Making by writing
14/06/19MONTREAL, 23rd May 2019 – In May and June this year I had the opportunity to return to Canada, and the beautiful city of Montreal, for a short research visit as part of the Making Clinical Sense project. Montreal is home to so many fantastic research groups that relate to our work – the Centre for Sensory Studies at Concordia University, a hub of sensory research in the world; the SenseLab, also at Concordia; and the Department of Social Studies of Medicine at McGill to name a few.
Many of these places I visited fresh from my Masters in medical anthropology, as I worked as a research assistant in the city. One of those meetings which helped steer the course of my research was with the anthropologist David Howes at the Centre for Sensory Studies. So what a pleasure it was to be able to return and meet with David Howes again and give a talk about Making Clinical Sense and my upcoming book with this inspiring group of researchers (details of the talk below, also supported by the Centre for Interdisciplinary Studies in Society and Culture). Many inspiring conversations and hopefully future collaborations.

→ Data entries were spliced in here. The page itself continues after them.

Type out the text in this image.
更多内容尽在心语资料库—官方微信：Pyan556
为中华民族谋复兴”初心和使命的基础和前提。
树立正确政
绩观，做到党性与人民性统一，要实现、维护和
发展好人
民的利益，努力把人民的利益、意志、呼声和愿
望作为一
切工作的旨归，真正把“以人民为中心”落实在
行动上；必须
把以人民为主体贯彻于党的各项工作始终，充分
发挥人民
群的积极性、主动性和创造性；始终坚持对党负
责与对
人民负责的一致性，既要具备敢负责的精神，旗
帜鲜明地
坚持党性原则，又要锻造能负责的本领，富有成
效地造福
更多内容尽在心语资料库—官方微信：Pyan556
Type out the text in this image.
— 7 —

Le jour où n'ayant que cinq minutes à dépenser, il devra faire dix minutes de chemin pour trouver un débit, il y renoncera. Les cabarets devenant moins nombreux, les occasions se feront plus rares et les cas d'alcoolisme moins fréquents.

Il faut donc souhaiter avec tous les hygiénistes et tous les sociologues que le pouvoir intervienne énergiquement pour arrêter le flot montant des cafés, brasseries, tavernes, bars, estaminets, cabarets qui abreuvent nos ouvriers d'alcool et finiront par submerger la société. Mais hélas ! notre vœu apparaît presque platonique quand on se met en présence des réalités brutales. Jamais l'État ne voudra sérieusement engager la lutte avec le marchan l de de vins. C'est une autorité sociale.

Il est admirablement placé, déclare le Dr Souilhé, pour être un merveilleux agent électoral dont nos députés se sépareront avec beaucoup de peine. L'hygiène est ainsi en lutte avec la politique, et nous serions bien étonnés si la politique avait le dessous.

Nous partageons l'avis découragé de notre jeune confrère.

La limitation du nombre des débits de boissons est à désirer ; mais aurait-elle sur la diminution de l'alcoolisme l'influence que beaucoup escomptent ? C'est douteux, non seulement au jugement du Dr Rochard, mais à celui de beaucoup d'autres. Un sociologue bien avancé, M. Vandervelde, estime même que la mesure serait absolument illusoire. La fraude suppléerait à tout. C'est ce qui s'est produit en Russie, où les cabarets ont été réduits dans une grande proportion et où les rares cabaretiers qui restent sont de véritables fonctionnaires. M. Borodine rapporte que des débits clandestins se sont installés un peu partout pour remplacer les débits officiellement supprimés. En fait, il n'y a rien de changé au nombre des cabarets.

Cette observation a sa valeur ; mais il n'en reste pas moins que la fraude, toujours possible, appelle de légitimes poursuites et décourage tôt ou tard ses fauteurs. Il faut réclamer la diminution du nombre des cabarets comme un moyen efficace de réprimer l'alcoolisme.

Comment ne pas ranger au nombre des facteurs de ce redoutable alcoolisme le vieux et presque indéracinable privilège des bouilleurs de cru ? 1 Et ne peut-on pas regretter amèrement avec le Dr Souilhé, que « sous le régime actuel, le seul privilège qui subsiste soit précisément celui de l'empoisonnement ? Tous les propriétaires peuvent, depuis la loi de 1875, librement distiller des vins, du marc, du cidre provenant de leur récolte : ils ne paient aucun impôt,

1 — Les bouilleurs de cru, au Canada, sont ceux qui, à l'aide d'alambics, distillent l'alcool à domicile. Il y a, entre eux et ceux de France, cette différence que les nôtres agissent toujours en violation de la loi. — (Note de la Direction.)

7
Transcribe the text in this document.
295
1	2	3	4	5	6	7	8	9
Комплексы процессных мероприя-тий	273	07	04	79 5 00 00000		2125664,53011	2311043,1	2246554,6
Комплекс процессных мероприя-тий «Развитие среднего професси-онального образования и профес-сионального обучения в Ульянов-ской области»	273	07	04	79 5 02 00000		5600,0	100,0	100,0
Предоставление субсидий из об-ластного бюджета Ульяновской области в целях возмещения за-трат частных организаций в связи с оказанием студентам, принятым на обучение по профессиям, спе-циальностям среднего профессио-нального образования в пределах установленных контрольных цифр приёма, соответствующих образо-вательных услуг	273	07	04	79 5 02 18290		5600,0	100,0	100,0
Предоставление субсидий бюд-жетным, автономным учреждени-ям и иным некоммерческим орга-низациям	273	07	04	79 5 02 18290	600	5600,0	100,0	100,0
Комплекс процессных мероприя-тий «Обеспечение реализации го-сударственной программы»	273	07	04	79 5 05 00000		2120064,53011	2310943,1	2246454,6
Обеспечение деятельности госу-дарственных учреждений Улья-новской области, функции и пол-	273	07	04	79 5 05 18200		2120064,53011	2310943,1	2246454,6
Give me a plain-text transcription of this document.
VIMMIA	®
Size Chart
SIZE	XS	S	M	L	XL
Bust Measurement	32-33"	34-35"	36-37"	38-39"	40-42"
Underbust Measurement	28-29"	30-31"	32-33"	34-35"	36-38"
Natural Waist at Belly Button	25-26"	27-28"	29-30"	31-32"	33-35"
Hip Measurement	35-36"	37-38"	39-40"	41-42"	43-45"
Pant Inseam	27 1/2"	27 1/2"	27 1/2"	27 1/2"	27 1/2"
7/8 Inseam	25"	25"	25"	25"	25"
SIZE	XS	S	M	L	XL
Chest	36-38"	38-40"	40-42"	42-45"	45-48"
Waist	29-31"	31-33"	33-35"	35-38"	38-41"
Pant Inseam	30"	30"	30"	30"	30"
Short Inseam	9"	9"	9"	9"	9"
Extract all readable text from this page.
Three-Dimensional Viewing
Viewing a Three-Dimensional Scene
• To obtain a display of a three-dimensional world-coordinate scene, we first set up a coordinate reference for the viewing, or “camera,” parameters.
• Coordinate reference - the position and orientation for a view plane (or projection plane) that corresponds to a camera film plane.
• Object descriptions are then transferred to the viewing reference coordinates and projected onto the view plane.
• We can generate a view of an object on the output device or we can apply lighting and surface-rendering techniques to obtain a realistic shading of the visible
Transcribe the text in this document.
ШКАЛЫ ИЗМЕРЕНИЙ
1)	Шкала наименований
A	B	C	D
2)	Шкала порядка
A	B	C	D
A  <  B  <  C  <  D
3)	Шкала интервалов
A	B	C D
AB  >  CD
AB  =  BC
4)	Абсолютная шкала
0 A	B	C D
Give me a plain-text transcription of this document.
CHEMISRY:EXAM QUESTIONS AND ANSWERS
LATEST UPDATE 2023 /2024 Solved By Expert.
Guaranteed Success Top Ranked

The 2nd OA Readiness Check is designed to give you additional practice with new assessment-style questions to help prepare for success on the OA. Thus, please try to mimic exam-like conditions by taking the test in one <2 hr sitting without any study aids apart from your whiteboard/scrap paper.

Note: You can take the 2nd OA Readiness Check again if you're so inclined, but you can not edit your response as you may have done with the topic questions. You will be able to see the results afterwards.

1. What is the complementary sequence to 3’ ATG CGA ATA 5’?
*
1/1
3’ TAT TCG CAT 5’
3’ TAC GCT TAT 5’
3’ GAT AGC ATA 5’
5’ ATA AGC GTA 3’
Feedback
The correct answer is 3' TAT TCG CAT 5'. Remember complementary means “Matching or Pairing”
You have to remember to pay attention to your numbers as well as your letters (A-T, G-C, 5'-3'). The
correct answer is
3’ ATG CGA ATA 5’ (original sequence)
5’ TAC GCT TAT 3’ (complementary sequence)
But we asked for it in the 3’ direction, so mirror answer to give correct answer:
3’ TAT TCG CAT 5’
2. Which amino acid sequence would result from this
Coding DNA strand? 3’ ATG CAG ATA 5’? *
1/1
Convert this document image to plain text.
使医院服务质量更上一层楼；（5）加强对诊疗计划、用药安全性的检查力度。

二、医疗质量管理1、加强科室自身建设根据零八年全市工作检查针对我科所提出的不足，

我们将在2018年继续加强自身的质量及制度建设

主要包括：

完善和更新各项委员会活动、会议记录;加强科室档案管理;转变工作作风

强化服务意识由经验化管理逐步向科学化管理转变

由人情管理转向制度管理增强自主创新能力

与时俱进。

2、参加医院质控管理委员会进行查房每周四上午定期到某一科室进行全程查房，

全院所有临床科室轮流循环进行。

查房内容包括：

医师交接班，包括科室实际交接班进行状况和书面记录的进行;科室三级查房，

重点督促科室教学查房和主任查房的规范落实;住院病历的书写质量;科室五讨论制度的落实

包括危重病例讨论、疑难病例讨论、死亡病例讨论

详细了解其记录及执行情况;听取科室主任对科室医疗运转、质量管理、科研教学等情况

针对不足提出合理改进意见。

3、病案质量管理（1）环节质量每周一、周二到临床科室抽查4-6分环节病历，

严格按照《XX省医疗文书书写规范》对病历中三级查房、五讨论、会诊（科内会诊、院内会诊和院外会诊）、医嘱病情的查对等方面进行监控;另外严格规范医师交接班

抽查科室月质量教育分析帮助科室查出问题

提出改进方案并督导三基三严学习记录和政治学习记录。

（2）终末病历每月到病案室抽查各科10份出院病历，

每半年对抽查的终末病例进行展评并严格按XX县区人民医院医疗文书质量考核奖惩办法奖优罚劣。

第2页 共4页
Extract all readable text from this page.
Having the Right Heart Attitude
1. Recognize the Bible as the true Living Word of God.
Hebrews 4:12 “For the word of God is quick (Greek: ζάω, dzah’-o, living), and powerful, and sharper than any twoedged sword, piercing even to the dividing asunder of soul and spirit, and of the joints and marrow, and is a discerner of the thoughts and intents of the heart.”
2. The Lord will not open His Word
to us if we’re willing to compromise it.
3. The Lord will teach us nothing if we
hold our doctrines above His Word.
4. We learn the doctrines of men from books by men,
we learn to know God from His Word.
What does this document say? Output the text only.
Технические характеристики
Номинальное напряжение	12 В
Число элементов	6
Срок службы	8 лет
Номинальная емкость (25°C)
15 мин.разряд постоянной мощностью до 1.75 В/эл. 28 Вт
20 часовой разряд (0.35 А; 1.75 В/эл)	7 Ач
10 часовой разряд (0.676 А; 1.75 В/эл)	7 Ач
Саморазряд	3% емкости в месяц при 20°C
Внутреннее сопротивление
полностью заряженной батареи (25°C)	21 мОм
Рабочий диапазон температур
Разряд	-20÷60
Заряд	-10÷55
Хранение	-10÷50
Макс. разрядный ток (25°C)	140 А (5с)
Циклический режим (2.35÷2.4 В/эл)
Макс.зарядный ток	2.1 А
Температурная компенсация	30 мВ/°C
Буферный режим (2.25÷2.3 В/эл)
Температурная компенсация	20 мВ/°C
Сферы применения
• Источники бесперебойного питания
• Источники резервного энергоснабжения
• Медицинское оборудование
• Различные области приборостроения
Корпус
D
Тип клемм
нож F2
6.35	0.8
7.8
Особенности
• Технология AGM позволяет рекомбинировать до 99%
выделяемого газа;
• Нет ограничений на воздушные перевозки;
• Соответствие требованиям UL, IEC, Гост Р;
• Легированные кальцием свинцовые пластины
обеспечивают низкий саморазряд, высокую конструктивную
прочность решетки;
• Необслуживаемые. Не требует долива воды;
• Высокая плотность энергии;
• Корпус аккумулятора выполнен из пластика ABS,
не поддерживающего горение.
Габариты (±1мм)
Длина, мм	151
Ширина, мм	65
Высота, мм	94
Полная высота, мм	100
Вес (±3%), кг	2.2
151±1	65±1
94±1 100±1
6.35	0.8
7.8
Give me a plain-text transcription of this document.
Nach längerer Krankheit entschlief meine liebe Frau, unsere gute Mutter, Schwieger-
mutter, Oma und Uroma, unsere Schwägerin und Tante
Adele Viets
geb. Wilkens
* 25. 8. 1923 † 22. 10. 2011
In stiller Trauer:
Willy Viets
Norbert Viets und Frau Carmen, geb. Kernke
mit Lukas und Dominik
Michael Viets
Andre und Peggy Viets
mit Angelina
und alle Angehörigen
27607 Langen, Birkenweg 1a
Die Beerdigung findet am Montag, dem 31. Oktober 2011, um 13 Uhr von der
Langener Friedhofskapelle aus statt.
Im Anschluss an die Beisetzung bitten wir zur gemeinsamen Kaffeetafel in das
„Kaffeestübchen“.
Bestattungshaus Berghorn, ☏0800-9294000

Writing by making: experiments in how to write a book on learning sensory knowledge
By the time I visit Montreal I will hopefully have completed a manuscript for my new book project called A Sensory Education. This book takes a close look at how sensory awareness is learned and taught in expert and everyday settings around the world. My ethnographic examples vary from the medical schools where I spend a lot of time in, studying how doctors train their sensory skills of diagnosis, to cookbooks and IKEA instructions. The central message of the book is that sensing is not innate or acquired, but evolves through learning that is shaped through social and material relations. In particular the book looks at the work that goes into sensory education, including vocabularies, lesson-set ups, the design of instructions and the role of industry.
Much of this will not be new to many in the audience. What I would like to explore in this talk is the process of writing the book – a process that involved not only studying instruction but also making and designing educational materials too. As I want the reader to not only read about but also work through sensory instructions, the book has elements of a “how-to” format, which meant I needed to experiment a lot with the instructions myself. For example, as I wrote about the teaching tools in Maastricht, the Netherlands, I knitted a uterus. I made a 19th century instrument to measure the blueness of the sky when writing about learning sensory vocabulary, then tried to make a YouTube instructional video of the process. I included instructions on how to make these materials in the book and want to explore in the talk the possibilities and limitations of this kind of material thinking, another challenging aspect of what it means to write sensorially.